Gauge theory and mirror symmetry

TL;DR

This paper explores the mathematical framework of gauging 2D topological quantum field theories with compact Lie group actions, linking physical concepts to mirror symmetry and providing new insights into the geometry of flag varieties.

Contribution

It formalizes the process of gauging in extended TQFTs, connecting physical gauge theories with mirror symmetry and Langlands duality, and applies this to flag varieties.

Findings

Describes data and methods for gauging TQFTs with Lie group actions.

Provides a mirror symmetry interpretation involving holomorphic symplectic manifolds.
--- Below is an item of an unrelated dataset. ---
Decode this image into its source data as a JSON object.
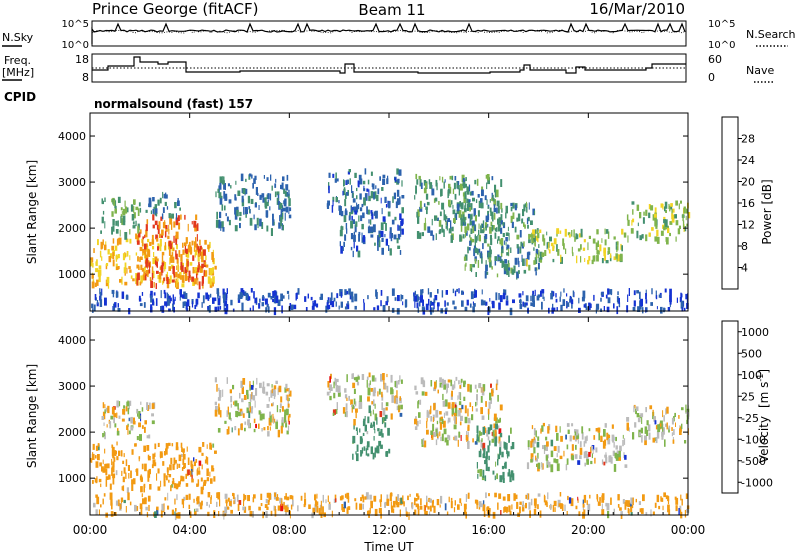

Recovers complex mirrors of flag varieties as an application.

Abstract

Outlined in this paper is a description of \emph{equivariance} in the world of 2-dimensional extended topological quantum field theories, under a topological action of compactLie groups. In physics language, I am gauging the theories --- coupling them to a principal bundle on the surface world-sheet. I describe the data needed to gauge the theory, as well as the computation of the gauged theory, the result of integrating over all bundles. The relevant theories are A-models, such as arise from the Gromov-Witten theory of a symplectic manifold with Hamiltonian group action, and the mathematical description starts with a group action on the generating category (the Fukaya category, in this example) which is factored through the topology of the group. Their mirror description involves holomorphic symplectic manifolds and Lagrangians related to the Langlands dual group. An application recovers the complex mirrors of flag varieties proposed by Rietsch.